Durkheim carrega hoje o peso de haver sugerido que seu conceito de sociedade faz apelo a uma arquitetura do transcendente, fazendo com que sejam coincidentes « Deus » e « sociedade ». Resumi algumas das passagens do projeto de conhecimento da sociologia em questão, a francesa, para um amigo muito querido meu. Sergio Pachá, filólogo e conhecedor de algumas das fontes teológicas da filosofia medieval, uma vez que é excepcional latinista. Foi ele, sem conhecer a fórmula Deus:Sociedade que ouvi inferir que há na sociologia um projeto teológico sem... Deus. Cabe perguntar, à moda da teologia, se a sociedade, caso assim queira – se é que vontade há – pode por este veículo refutar a si mesma e extinguir sua existência. Quem conhece um tantinho de teologia sabe do que estou falando. E este tipo de pergunta sugere coisa muito, mas muito sintomática.

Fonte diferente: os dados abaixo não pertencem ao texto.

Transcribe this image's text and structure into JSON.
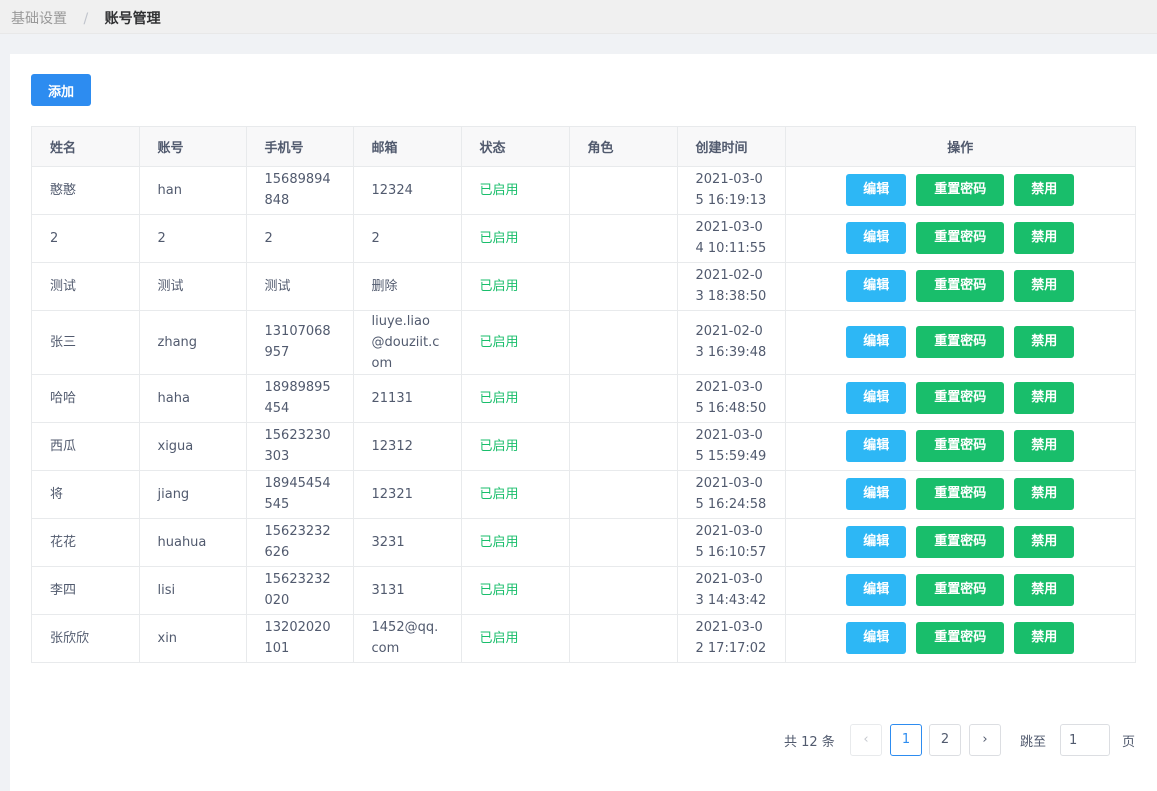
{
  "breadcrumb": {
    "parent": "基础设置",
    "separator": "/",
    "current": "账号管理"
  },
  "toolbar": {
    "add_label": "添加"
  },
  "table": {
    "columns": [
      "姓名",
      "账号",
      "手机号",
      "邮箱",
      "状态",
      "角色",
      "创建时间",
      "操作"
    ],
    "rows": [
      {
        "name": "憨憨",
        "account": "han",
        "phone": "15689894848",
        "email": "12324",
        "status": "已启用",
        "role": "",
        "created": "2021-03-05 16:19:13"
      },
      {
        "name": "2",
        "account": "2",
        "phone": "2",
        "email": "2",
        "status": "已启用",
        "role": "",
        "created": "2021-03-04 10:11:55"
      },
      {
        "name": "测试",
        "account": "测试",
        "phone": "测试",
        "email": "删除",
        "status": "已启用",
        "role": "",
        "created": "2021-02-03 18:38:50"
      },
      {
        "name": "张三",
        "account": "zhang",
        "phone": "13107068957",
        "email": "liuye.liao@douziit.com",
        "status": "已启用",
        "role": "",
        "created": "2021-02-03 16:39:48"
      },
      {
        "name": "哈哈",
        "account": "haha",
        "phone": "18989895454",
        "email": "21131",
        "status": "已启用",
        "role": "",
        "created": "2021-03-05 16:48:50"
      },
      {
        "name": "西瓜",
        "account": "xigua",
        "phone": "15623230303",
        "email": "12312",
        "status": "已启用",
        "role": "",
        "created": "2021-03-05 15:59:49"
      },
      {
        "name": "将",
        "account": "jiang",
        "phone": "18945454545",
        "email": "12321",
        "status": "已启用",
        "role": "",
        "created": "2021-03-05 16:24:58"
      },
      {
        "name": "花花",
        "account": "huahua",
        "phone": "15623232626",
        "email": "3231",
        "status": "已启用",
        "role": "",
        "created": "2021-03-05 16:10:57"
      },
      {
        "name": "李四",
        "account": "lisi",
        "phone": "15623232020",
        "email": "3131",
        "status": "已启用",
        "role": "",
        "created": "2021-03-03 14:43:42"
      },
      {
        "name": "张欣欣",
        "account": "xin",
        "phone": "13202020101",
        "email": "1452@qq.com",
        "status": "已启用",
        "role": "",
        "created": "2021-03-02 17:17:02"
      }
    ],
    "actions": {
      "edit": "编辑",
      "reset_password": "重置密码",
      "disable": "禁用"
    }
  },
  "pagination": {
    "total_text": "共 12 条",
    "prev_icon": "chevron-left-icon",
    "pages": [
      "1",
      "2"
    ],
    "current_page": 1,
    "next_icon": "chevron-right-icon",
    "jump_label": "跳至",
    "jump_value": "1",
    "page_suffix": "页"
  },
  "colors": {
    "primary": "#2d8cf0",
    "info": "#2db7f5",
    "success": "#19be6b"
  }
}
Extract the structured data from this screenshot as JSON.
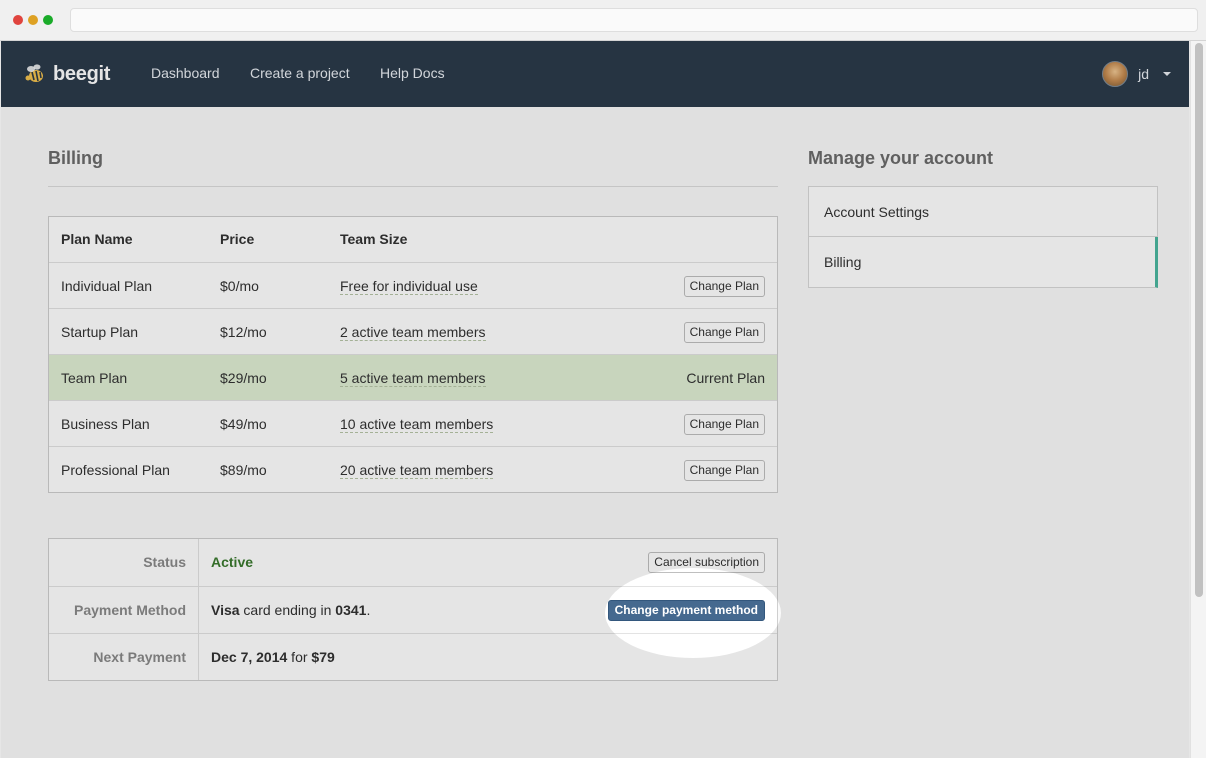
{
  "nav": {
    "brand": "beegit",
    "links": [
      "Dashboard",
      "Create a project",
      "Help Docs"
    ],
    "user": "jd"
  },
  "billing": {
    "title": "Billing",
    "headers": {
      "name": "Plan Name",
      "price": "Price",
      "team": "Team Size"
    },
    "plans": [
      {
        "name": "Individual Plan",
        "price": "$0/mo",
        "team": "Free for individual use",
        "action": "Change Plan"
      },
      {
        "name": "Startup Plan",
        "price": "$12/mo",
        "team": "2 active team members",
        "action": "Change Plan"
      },
      {
        "name": "Team Plan",
        "price": "$29/mo",
        "team": "5 active team members",
        "action": "Current Plan"
      },
      {
        "name": "Business Plan",
        "price": "$49/mo",
        "team": "10 active team members",
        "action": "Change Plan"
      },
      {
        "name": "Professional Plan",
        "price": "$89/mo",
        "team": "20 active team members",
        "action": "Change Plan"
      }
    ]
  },
  "details": {
    "status_label": "Status",
    "status_value": "Active",
    "cancel_button": "Cancel subscription",
    "payment_label": "Payment Method",
    "card_brand": "Visa",
    "card_text": " card ending in ",
    "card_last4": "0341",
    "card_period": ".",
    "change_payment_button": "Change payment method",
    "next_label": "Next Payment",
    "next_date": "Dec 7, 2014",
    "next_for": " for ",
    "next_amount": "$79"
  },
  "account": {
    "title": "Manage your account",
    "items": [
      "Account Settings",
      "Billing"
    ]
  },
  "colors": {
    "navbar": "#2b3a4a",
    "current_plan_row": "#dfeed3",
    "primary_button": "#45698f",
    "active_accent": "#4bb7a0",
    "status_active": "#3a7a2e"
  }
}
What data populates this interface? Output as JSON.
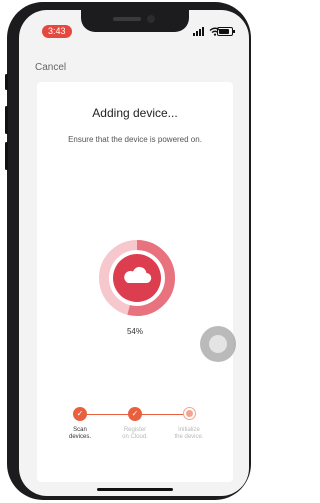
{
  "status_bar": {
    "time": "3:43"
  },
  "nav": {
    "cancel_label": "Cancel"
  },
  "main": {
    "title": "Adding device...",
    "subtitle": "Ensure that the device is powered on.",
    "progress": {
      "value": 0.54,
      "label": "54%"
    }
  },
  "steps": [
    {
      "label_line1": "Scan",
      "label_line2": "devices.",
      "state": "done"
    },
    {
      "label_line1": "Register",
      "label_line2": "on Cloud.",
      "state": "done"
    },
    {
      "label_line1": "Initialize",
      "label_line2": "the device.",
      "state": "pending"
    }
  ],
  "colors": {
    "accent": "#e9603f",
    "ring_inner": "#dc3d4f",
    "ring_progress": "#e8737e",
    "ring_track": "#f6c7cc",
    "time_pill": "#e5483d"
  },
  "icons": {
    "cloud": "cloud-icon",
    "check": "check-icon",
    "wifi": "wifi-icon",
    "battery": "battery-icon",
    "signal": "signal-icon"
  }
}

A querela Tardia contra Durkheim é tardia. E só faz sentido quando o Estado é laico, tal como propagado num nível comunicativo em que o espaço público é composto por seres humanos (e não-humanos ; tá bom !) numa distribuição cósmica homogênea do ponto de vista político. O Estado laico faz as vezes de sociedade no esquemão de mediação das relações e do desejo pela ordem, coisinha kantiana que passeia pela paisagem. Todos os homens na cadeia dos seres, sendo este o enquadramento que precipita as fundamentações românticas sobre a singularidade, coisa desigualmente absorvida tanto por Durkheim quanto por Tarde. A querela, se posso dizer assim, só faz sentido quando o estado laico deixou de ser solução para se tornar um problema. E é neste nível que algumas das considerações Tardias são apressadas. Notem : apressadas, não erradas. Afinal, quem sou eu? E é deste problema, do Estado laico como um problema, que gostaria de seguir em novas considerações. Pretendo falar de algumas coisas que Richard Morse escreveu sobre a fundamentação tomista do Estado nas Américas e a dificuldade de discutir Tarde assim, com pressa quanto ao Brasil ; pretendo discutir a diferença (ai, a diferença!) dos modelos de desfazimento ulterior das fontes teocráticas dos aparelhos e dispositivos do Estado, movimento que começa a ocorrer com força na França, desde 1791 e como Durkheim e Tarde respondem a isso um século depois; pretendo discutir alguns dilemas dos aspectos teocráticos do patriarcalismo tutelar do Brasil, que nunca foi propriamente teocrático, dadas as lacunas da articulção política do Estado até pouco tempo atrás, e defender algumas das premissas das atividades do RESA, grupo danado de bom ao qual me ajuntei tardiamente. Com "t" minúsculo.
Mas agora não, que tá na hora de Chapolim. E depois tem Malhação.
[se o texto está um pouco legível é por responsabilidade de notas de correção de rumo do magnífico Sergio Pachá. Valeu, Sergio!]